The brass block on a '69 is likely just a distributor and warning switch. GM as a rule did not change to combo valves until '71. Before that, they had a separate hold-off (metering) valve for the front, and many models also got a separate proportioning valve for the rear.
You can easily tell if it is a combo valve or just the dist/switch. If it has a rubber button and a big nut, it is a combo valve. Otherwise you need the separate valving for a balanced system.
The 1/4" master line goes to the rear brakes. It is 1/4" from the master to the switch/valve, and to the rear hose, where it Ts off to 3/16" across the rear axle.
The 3/16" master line(s) go to the front. Single 3/16" line from master, then two 3/16"lines coming from switch.. one to each front wheel.
If the master has resivoirs of the same size, GM usually put the front brakes on the front resivoir back then, but it could be either way. If one resivoir is larger, it goes to the front.

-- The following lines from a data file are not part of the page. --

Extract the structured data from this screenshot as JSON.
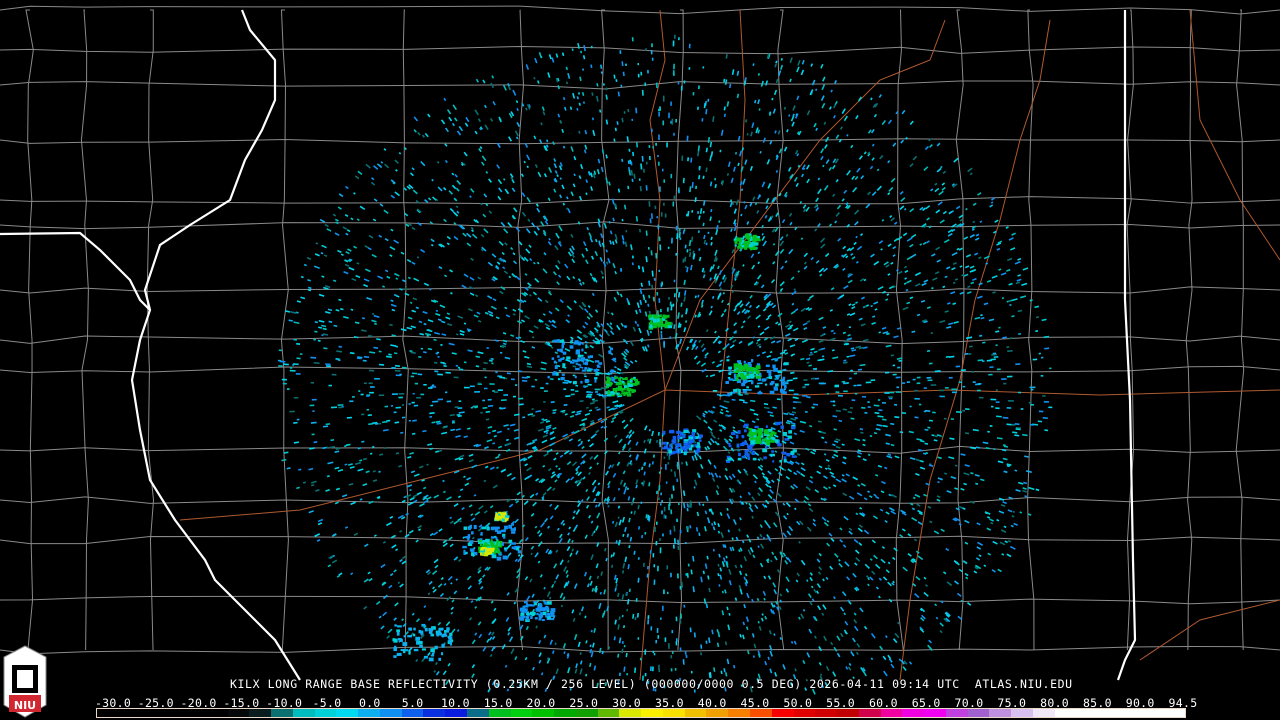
{
  "product": {
    "caption": "KILX LONG RANGE BASE REFLECTIVITY (0.25KM / 256 LEVEL) (000000/0000 0.5 DEG) 2026-04-11 09:14 UTC  ATLAS.NIU.EDU",
    "station": "KILX",
    "elevation_deg": "0.5",
    "datetime": "2026-04-11 09:14 UTC",
    "source": "ATLAS.NIU.EDU"
  },
  "logo": {
    "text": "NIU",
    "color": "#d22630"
  },
  "colorbar": {
    "labels": [
      "-30.0",
      "-25.0",
      "-20.0",
      "-15.0",
      "-10.0",
      "-5.0",
      "0.0",
      "5.0",
      "10.0",
      "15.0",
      "20.0",
      "25.0",
      "30.0",
      "35.0",
      "40.0",
      "45.0",
      "50.0",
      "55.0",
      "60.0",
      "65.0",
      "70.0",
      "75.0",
      "80.0",
      "85.0",
      "90.0",
      "94.5"
    ],
    "colors": [
      "#000000",
      "#000000",
      "#000000",
      "#000000",
      "#000000",
      "#000000",
      "#050808",
      "#0a1c1e",
      "#0a7070",
      "#00bcbc",
      "#00d0d8",
      "#00d8f0",
      "#0cb0f0",
      "#1090f0",
      "#1060f0",
      "#0830e0",
      "#0a1ce0",
      "#0a6e8a",
      "#00c020",
      "#00d010",
      "#00c000",
      "#00a800",
      "#10a000",
      "#60b800",
      "#d8e800",
      "#f8f000",
      "#f8e000",
      "#f0c000",
      "#f0a000",
      "#f88000",
      "#f85000",
      "#f80000",
      "#e00000",
      "#d00000",
      "#c00000",
      "#d0004a",
      "#f000a0",
      "#f000e0",
      "#f000f0",
      "#c040e0",
      "#a060d0",
      "#c090e0",
      "#d8c0f0",
      "#f0e8f8",
      "#ffffff",
      "#ffffff",
      "#ffffff",
      "#ffffff",
      "#ffffff",
      "#ffffff"
    ]
  },
  "map_colors": {
    "rivers": "#ffffff",
    "counties": "#808080",
    "roads": "#b05a30"
  }
}
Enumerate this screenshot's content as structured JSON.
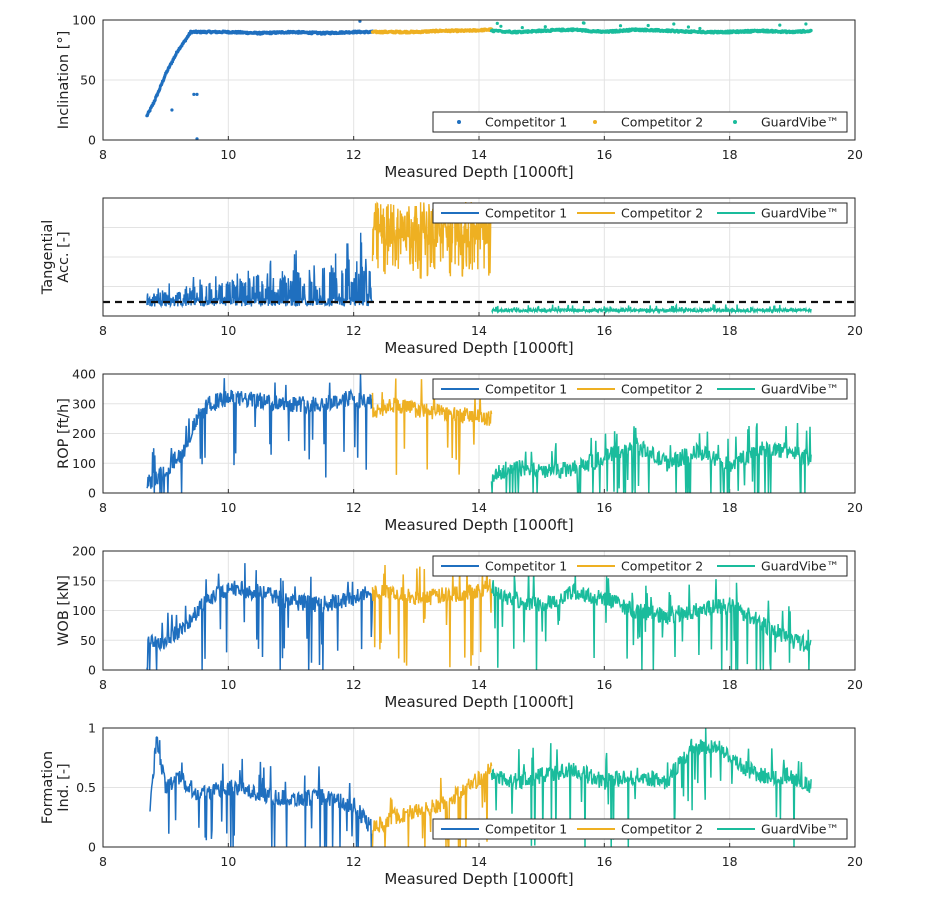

You may be able to tell by the brass seat inside the master ports. One might have a larger flare, and goes to the rear. You cant tell by the fitting size, as the line fittings were all different sizes for ease of assembly. If you have the OE lines and master, you may be able to tell from that because the fittings do not interchange from port to port. They may also be the same fitting size for the master and valve on the same circuit though. (hope that made sense)
Yes you need to bench bleed... Always.